Blind or not, he still knew this town like the back of his hand, knew the people, and knew how to get things done. And the CIA would never suspect him to stay in the city, hiding in plain sight at the very location of his own monumental screwing-over. And the same went for what remained of the cartel, and probably every other enemy he’d managed to make for himself in his years of service (and brother, were there a lot of those). But it wouldn’t matter-there were only two people that even knew he was still alive at all, still alive and unable to leave. One was Chiclet. The other was Ramirez-and Ramirez wouldn’t squeal. If the higher-ups found out the extent of his involvement, the FBI and CIA would come down on him like a ton of bricks, no matter if he’d taken out Barillo.
His thoughts were interrupted by a sharp pang in his right thigh. He hissed, hating that-the feel of that slug always gave him the gruesome image of a steam-powered metal mole with grinding gears for teeth, something out of a bad fifties drive-in movie, burrowing deeper and deeper into his flesh and bone. The little SOB just liked to remind him that it was there, lodged happily and probably permanently in his leg. That wasn’t funny, either.
Finally giving in, he slowly and painfully leaned forward, easing himself to the edge of his chair and pawing gingerly around on the tabletop. His fingers came in contact with a little rattling bottle; he brushed his thumb across the lid, feeling the three notches Chiclet had made in it with his penknife, and knowing it was his aspirin (just where Chiclet had said it would be). Twisting the cap off, he dry-swallowed two before setting the bottle back down and easing back into the sunken well of his chair again, rubbing absently at the fresh, nasty scar he could feel even through his jeans.
Scars-he’d had some scars already, before this particular snafu. He’d been attacked by a drunk with a knife on one mission down in Columbia, he’d been shot a few times, and Ramona had liked to bite (although to be fair, he’d paid her back with interest for those teeth marks). These, though, were not going to be pretty. After all of his previous scuffles, he’d gone straight to a doctor-a competent one. But this time…he’d been wound up and wired on drugs, feeling the pain but not feeling it, adrenaline, panic, and complete loss of any idea where he was and where he was going keeping him up and on his feet and undoubtedly making things worse. His wounds had been ripped open further by his restless movement, the one in his left leg particularly nasty and bleeding all over the place, since that bullet had left both an entrance and exit wound-but, compared to the others, it was at least a clean wound.
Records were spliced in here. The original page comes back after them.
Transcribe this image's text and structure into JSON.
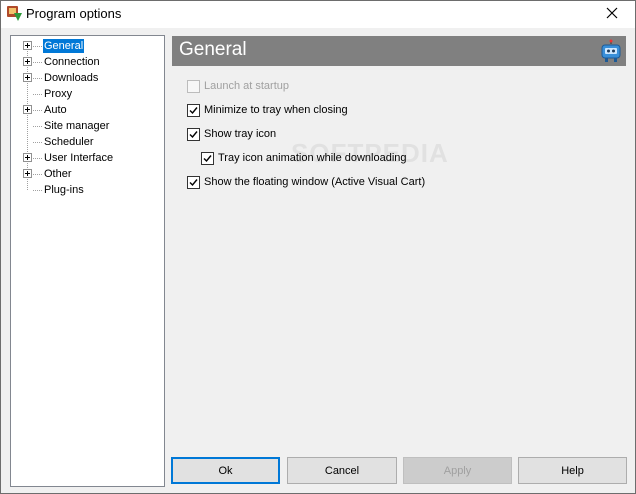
{
  "window": {
    "title": "Program options",
    "app_icon": "program-options-icon",
    "close_icon": "close-icon"
  },
  "tree": {
    "items": [
      {
        "label": "General",
        "expandable": true,
        "selected": true
      },
      {
        "label": "Connection",
        "expandable": true,
        "selected": false
      },
      {
        "label": "Downloads",
        "expandable": true,
        "selected": false
      },
      {
        "label": "Proxy",
        "expandable": false,
        "selected": false
      },
      {
        "label": "Auto",
        "expandable": true,
        "selected": false
      },
      {
        "label": "Site manager",
        "expandable": false,
        "selected": false
      },
      {
        "label": "Scheduler",
        "expandable": false,
        "selected": false
      },
      {
        "label": "User Interface",
        "expandable": true,
        "selected": false
      },
      {
        "label": "Other",
        "expandable": true,
        "selected": false
      },
      {
        "label": "Plug-ins",
        "expandable": false,
        "selected": false
      }
    ]
  },
  "panel": {
    "title": "General",
    "icon": "robot-icon",
    "options": [
      {
        "label": "Launch at startup",
        "checked": false,
        "disabled": true
      },
      {
        "label": "Minimize to tray when closing",
        "checked": true,
        "disabled": false
      },
      {
        "label": "Show tray icon",
        "checked": true,
        "disabled": false
      },
      {
        "label": "Tray icon animation while downloading",
        "checked": true,
        "disabled": false
      },
      {
        "label": "Show the floating window (Active Visual Cart)",
        "checked": true,
        "disabled": false
      }
    ],
    "watermark": "SOFTPEDIA"
  },
  "buttons": {
    "ok": "Ok",
    "cancel": "Cancel",
    "apply": "Apply",
    "help": "Help"
  },
  "colors": {
    "selection": "#0078d7",
    "header_bg": "#808080",
    "window_bg": "#f0f0f0"
  }
}
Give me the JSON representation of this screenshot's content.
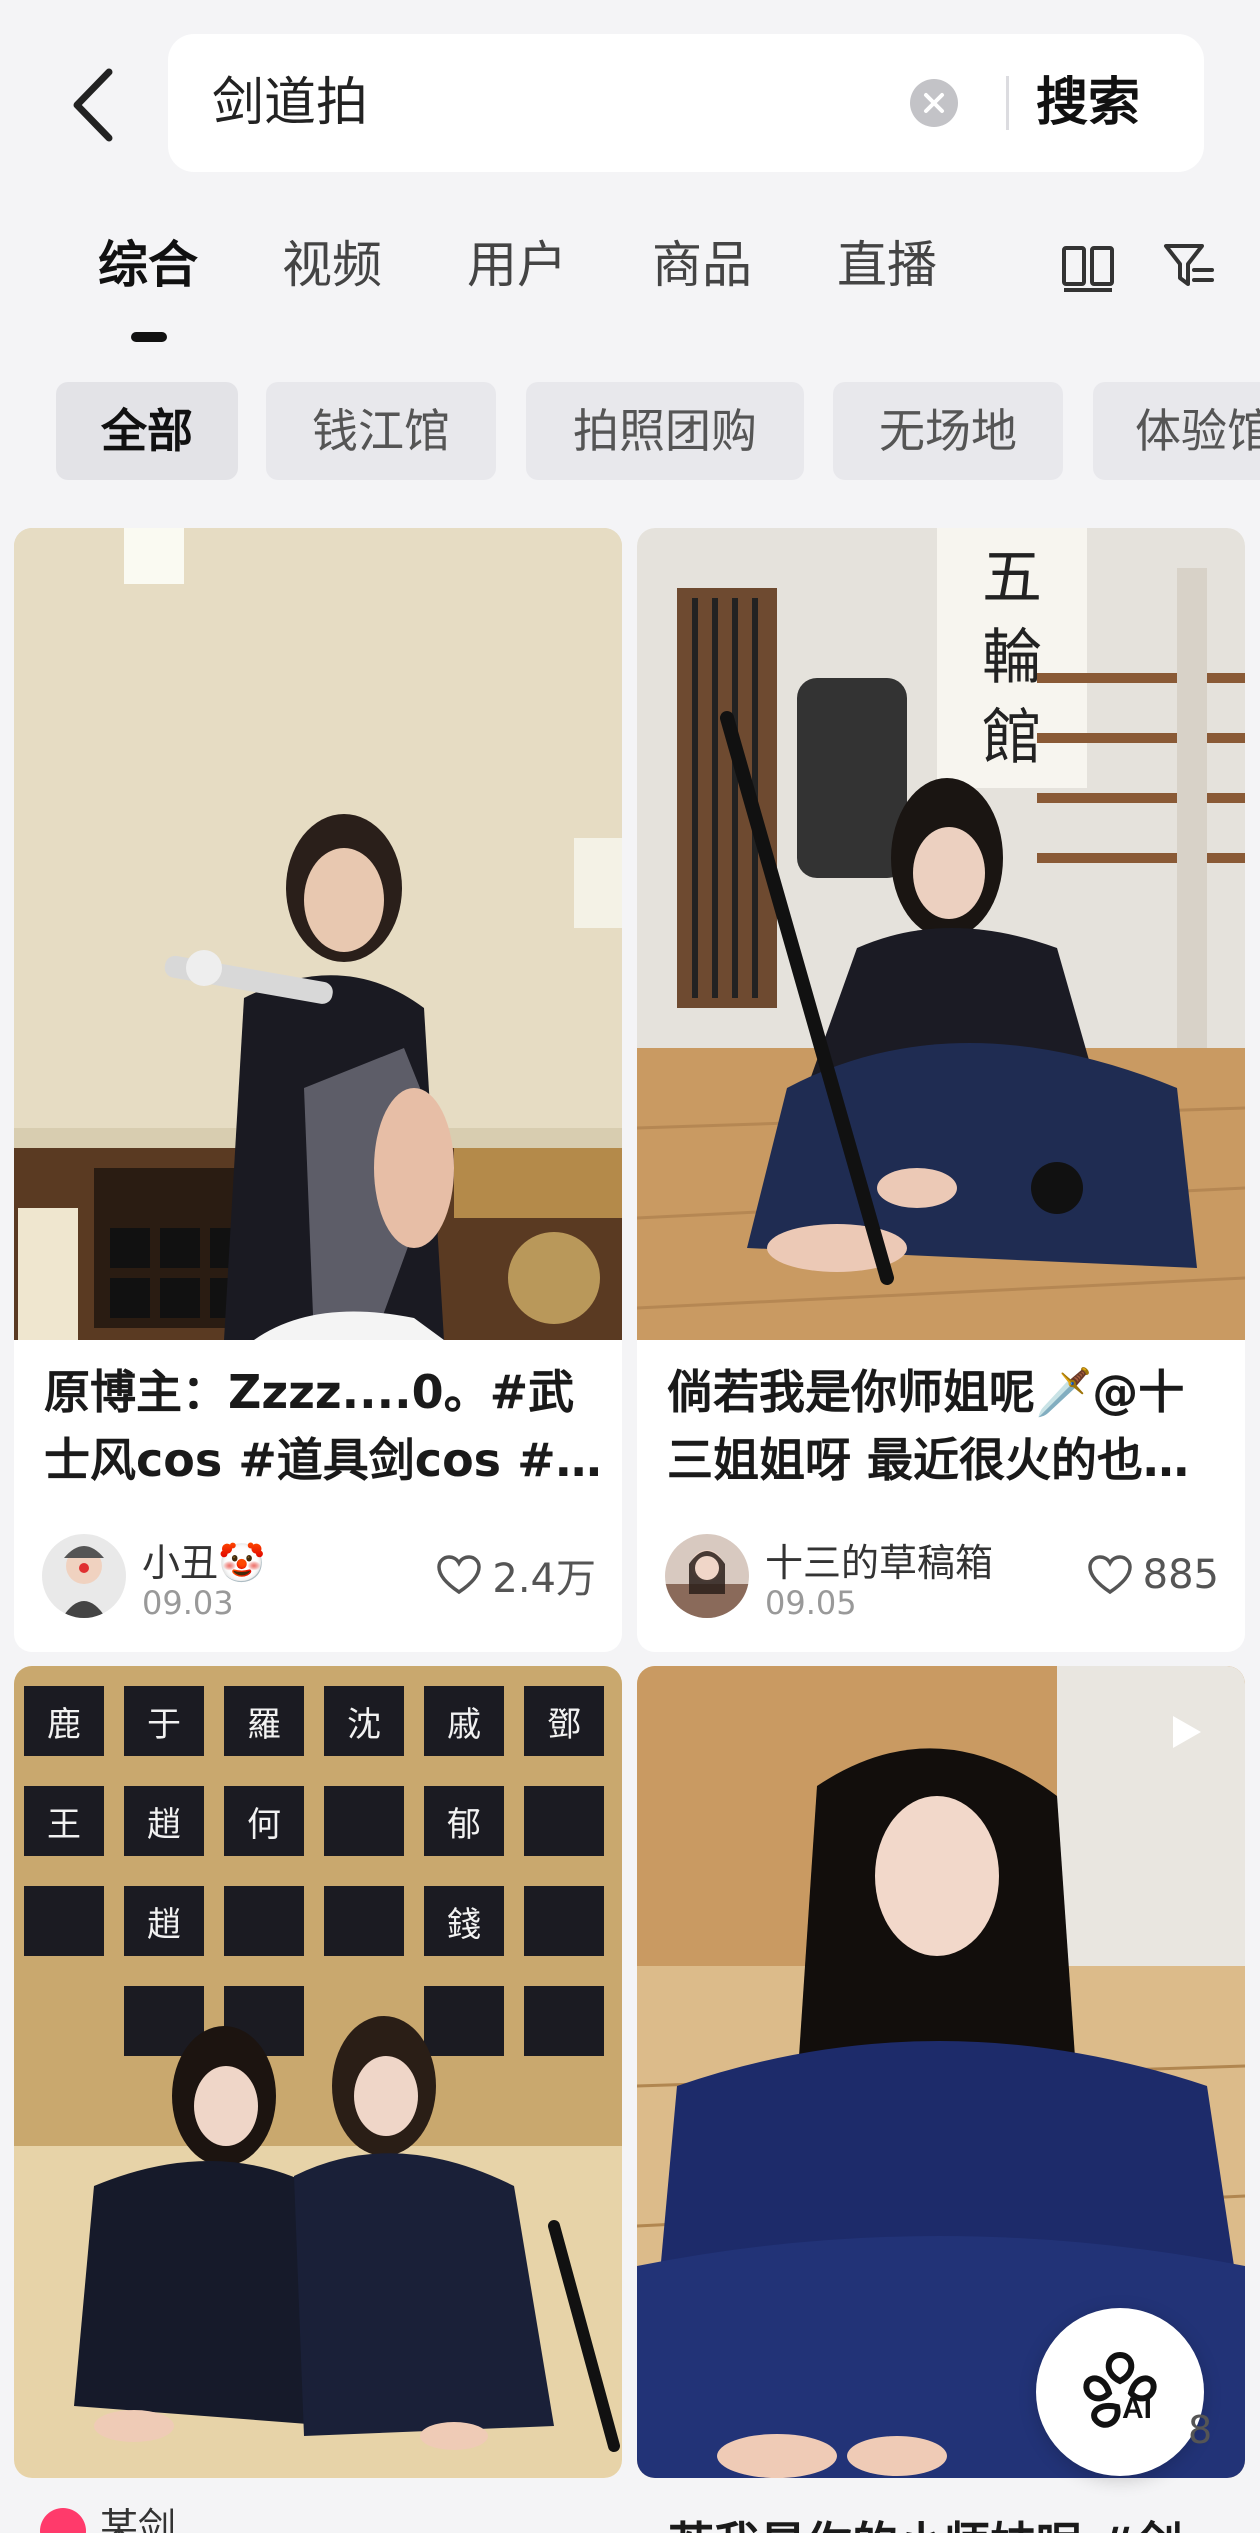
{
  "search": {
    "query": "剑道拍",
    "button_label": "搜索"
  },
  "tabs": [
    {
      "label": "综合",
      "active": true
    },
    {
      "label": "视频"
    },
    {
      "label": "用户"
    },
    {
      "label": "商品"
    },
    {
      "label": "直播"
    }
  ],
  "chips": [
    {
      "label": "全部",
      "active": true
    },
    {
      "label": "钱江馆"
    },
    {
      "label": "拍照团购"
    },
    {
      "label": "无场地"
    },
    {
      "label": "体验馆"
    }
  ],
  "cards": [
    {
      "title": "原博主：Zzzz....0。#武士风cos #道具剑cos #…",
      "author": "小丑🤡",
      "date": "09.03",
      "likes": "2.4万",
      "image_description_icon": "kendo-photo"
    },
    {
      "title": "倘若我是你师姐呢🗡️@十三姐姐呀 最近很火的也…",
      "author": "十三的草稿箱",
      "date": "09.05",
      "likes": "885",
      "image_description_icon": "kendo-photo"
    },
    {
      "title": "",
      "author": "",
      "date": "",
      "likes": "",
      "image_description_icon": "kendo-photo"
    },
    {
      "title": "",
      "author": "",
      "date": "",
      "likes": "",
      "image_description_icon": "kendo-photo",
      "has_video": true
    }
  ],
  "bottom": {
    "left_author": "某剑",
    "right_title": "若我是你的小师妹呢 #剑"
  },
  "floating": {
    "ai_label": "AI",
    "partial_count": "8"
  },
  "colors": {
    "background": "#f4f4f6",
    "card": "#ffffff",
    "chip": "#e8e8ec",
    "text_primary": "#111111",
    "text_secondary": "#999999",
    "kendo_navy": "#1c2a4d"
  }
}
His arm had been a mess afterwards, too, and Nuñez had once again gone prospecting like a deranged proctologist, but that bullet he’d managed to extract-after making a terrific mess of things, of course. At least it wasn’t as bad as his leg. So, back alley surgery, several infections (probably caused by the fact that Nuñez had used tequila for a disinfectant), and a relapse later, he knew he was going to have some very ugly marks on him.
He didn’t want to think about the most obvious of those marks. Not right now-he wasn’t in the mood. They were itchy enough.
Author’s Note: Homage to Jim Henson and George Thorogood.